3.9.1.1 Uji Normalitas
Uji normalitas bertujuan untuk mengetahui normal atau tidaknya suatu distribusi data. Pada dasarnya, uji normalitas adalah membandingkan antara data yang kita miliki dan data yang berdistribusi normal yang memiliki mean dan standar deviasi yang sama dengan data kita. Uji normalitas menjadi hal penting karena merupakan syarat pengujian parametic-test (uji parametik) adalah data harus memiliki distribusi normal.
Pengujian normalitas dapat dilakukan melalui:
a. Analisis Grafik
Metode yang lebih handal untuk melihat normalitas residual adalah dengan melihat Normal Probability Plot
yang membandingkan distribusi kumulatif dan distribusi normal. Dasar pengambilan keputusan: (1) Jika data menyebar disekitar garis diagonal dan mengikuti arah garis diagonal menunjukkan pola distribusi normal, maka model regresi memenuhi asumsi normal, (2) Jika data menyebar jauh dari garis diagonal dan atau tidak mengikuti arah garis diagonal tidak menunjukkan pola normal, maka model regresi tidak memenuhi asumsi normalitas.
b. Analisis Statistik
Pedoman pengambilan keputusan tentang data tersebut mendekati atau merupakan distribusi normal berdasarkan Kolmogorov-Smirnov dapat dilihat dari: (1) apabila probabilitas < 0,05 maka distribusi data adalah tidak normal, (2) apabila probabilitas > 0,05 maka distribusi data adalah normal.
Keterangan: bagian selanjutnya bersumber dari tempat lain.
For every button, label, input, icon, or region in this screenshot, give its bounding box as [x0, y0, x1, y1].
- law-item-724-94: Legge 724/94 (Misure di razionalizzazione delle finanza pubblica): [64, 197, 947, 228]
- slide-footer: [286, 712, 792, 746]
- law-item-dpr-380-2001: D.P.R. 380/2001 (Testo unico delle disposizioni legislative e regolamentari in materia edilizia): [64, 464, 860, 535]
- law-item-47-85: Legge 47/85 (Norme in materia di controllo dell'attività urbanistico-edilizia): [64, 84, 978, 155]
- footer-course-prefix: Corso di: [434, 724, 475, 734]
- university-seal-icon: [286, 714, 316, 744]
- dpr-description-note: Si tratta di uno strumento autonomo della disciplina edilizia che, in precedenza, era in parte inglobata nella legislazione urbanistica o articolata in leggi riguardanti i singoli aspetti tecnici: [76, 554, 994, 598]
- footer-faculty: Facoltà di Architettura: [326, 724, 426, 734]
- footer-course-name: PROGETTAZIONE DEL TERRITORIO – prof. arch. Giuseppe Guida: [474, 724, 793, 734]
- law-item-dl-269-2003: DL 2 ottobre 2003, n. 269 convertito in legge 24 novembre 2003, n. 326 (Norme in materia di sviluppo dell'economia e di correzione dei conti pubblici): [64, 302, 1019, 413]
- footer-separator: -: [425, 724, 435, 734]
3.9.1.2 Uji Heterokedastisitas
Uji heterokedastisitas bertujuan untuk menguji apakah dalam model regresi terjadi ketidaksamaan varians dari residual dari suatu pengamatan ke pengamatan yang lain. Jika varians sama, dan ini yang seharusnya terjadi maka dikatakan sebagai homoskedastisitas, sedangkan jika varians tidak sama dikatakan terjadi heteroskedasitas. Alat untuk menguji heteroskedastisitas
adalah dengan analisis grafik. Pada analisis grafik jika titik-titik menyebar secara acak dan tidak membentuk suatu pola tertentu yang jelas serta tersebar diatas maupun dibawah angka nol pada sumbu Y maka dapat dikatakan bahwa tidak terjadi heteroskedastisitas. Selain analisis grafik uji heteroskedastisitas juga dapat dilakukan dengan uji park. Jika nilai signifikan setiap variabel independen > 0,05 maka dapat disimpulkan bahwa data tidak terkena heteroskedastisitas.
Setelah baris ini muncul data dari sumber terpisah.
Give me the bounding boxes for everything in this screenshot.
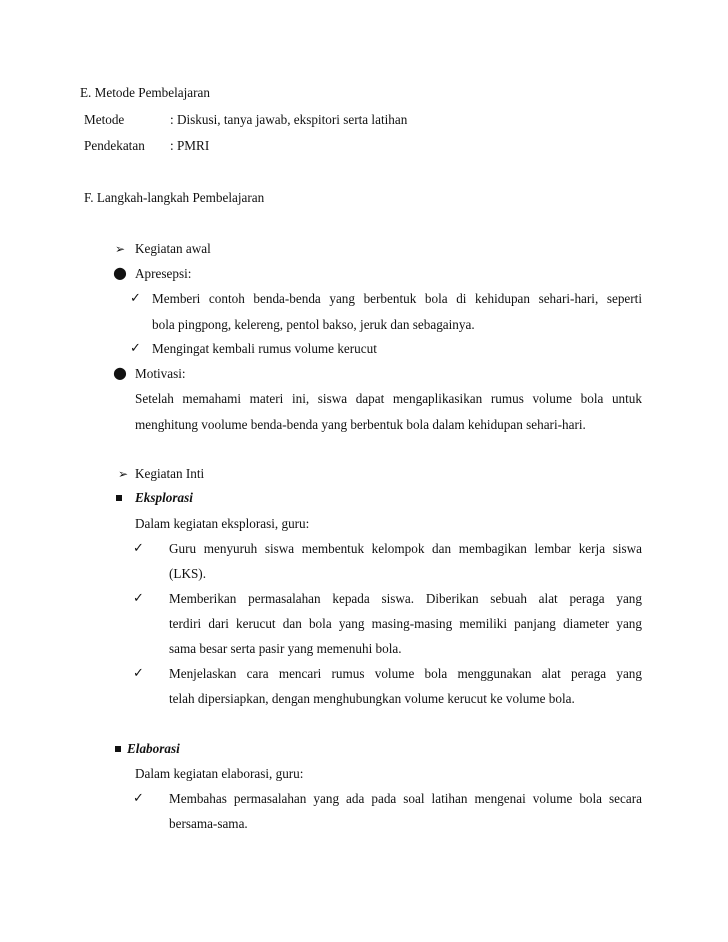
pendekatan-label: Pendekatan [84,138,145,153]
checkmark-bullet-icon: ✓ [130,341,141,356]
eksplorasi-item-3-line-2: telah dipersiapkan, dengan menghubungkan volume kerucut ke volume bola. [169,691,575,706]
arrow-right-bullet-icon: ➢ [118,467,129,481]
metode-label: Metode [84,112,125,127]
elaborasi-intro: Dalam kegiatan elaborasi, guru: [135,766,304,781]
pendekatan-value: : PMRI [170,138,210,153]
eksplorasi-label: Eksplorasi [135,490,193,505]
square-bullet-icon [115,746,121,752]
arrow-right-bullet-icon: ➢ [115,242,126,256]
checkmark-bullet-icon: ✓ [133,666,144,681]
eksplorasi-item-2-line-1: Memberikan permasalahan kepada siswa. Diberikan sebuah alat peraga yang [169,591,642,606]
section-e-heading: E. Metode Pembelajaran [80,85,210,100]
eksplorasi-item-2-line-2: terdiri dari kerucut dan bola yang masing-masing memiliki panjang diameter yang [169,616,642,631]
eksplorasi-item-1-line-2: (LKS). [169,566,206,581]
apresepsi-label: Apresepsi: [135,266,192,281]
eksplorasi-item-2-line-3: sama besar serta pasir yang memenuhi bola. [169,641,402,656]
checkmark-bullet-icon: ✓ [133,791,144,806]
apresepsi-item-2: Mengingat kembali rumus volume kerucut [152,341,377,356]
metode-value: : Diskusi, tanya jawab, ekspitori serta latihan [170,112,408,127]
motivasi-label: Motivasi: [135,366,186,381]
eksplorasi-item-1-line-1: Guru menyuruh siswa membentuk kelompok dan membagikan lembar kerja siswa [169,541,642,556]
apresepsi-item-1-line-1: Memberi contoh benda-benda yang berbentuk bola di kehidupan sehari-hari, seperti [152,291,642,306]
motivasi-line-2: menghitung voolume benda-benda yang berbentuk bola dalam kehidupan sehari-hari. [135,417,586,432]
eksplorasi-intro: Dalam kegiatan eksplorasi, guru: [135,516,310,531]
round-bullet-icon: ● [113,363,127,382]
checkmark-bullet-icon: ✓ [133,591,144,606]
apresepsi-item-1-line-2: bola pingpong, kelereng, pentol bakso, jeruk dan sebagainya. [152,317,475,332]
checkmark-bullet-icon: ✓ [133,541,144,556]
checkmark-bullet-icon: ✓ [130,291,141,306]
round-bullet-icon: ● [113,263,127,282]
eksplorasi-item-3-line-1: Menjelaskan cara mencari rumus volume bola menggunakan alat peraga yang [169,666,642,681]
elaborasi-label: Elaborasi [127,741,180,756]
section-f-heading: F. Langkah-langkah Pembelajaran [84,190,265,205]
kegiatan-inti-heading: Kegiatan Inti [135,466,205,481]
square-bullet-icon [116,495,122,501]
kegiatan-awal-heading: Kegiatan awal [135,241,211,256]
motivasi-line-1: Setelah memahami materi ini, siswa dapat mengaplikasikan rumus volume bola untuk [135,391,642,406]
elaborasi-item-1-line-2: bersama-sama. [169,816,248,831]
elaborasi-item-1-line-1: Membahas permasalahan yang ada pada soal latihan mengenai volume bola secara [169,791,642,806]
3.9.1.3 Uji Multikolinearitas
Uji multikolinearitas adalah situasi dimana adanya korelasi variabel independen antara satu dengan yang lainnya. Pada model regresi yang baik seharusnya tidak terjadi korelasi antar variabel independen. Adanya multikolinearitas dapat dilihat dari nilai tolarance value dan nilai Variance Inflation Factor (VIF). Jika tolarance value > 0,1 atau VIF < 10 maka tidak terjadi
multikolinearitas. Selain itu dapat juga dilakukan dengan melihat nilai korelasi antar variabel independennya. Jika nilai korelasi antar variabel independennya dibawah 0,9 maka tidak terjadi multikolinearitas.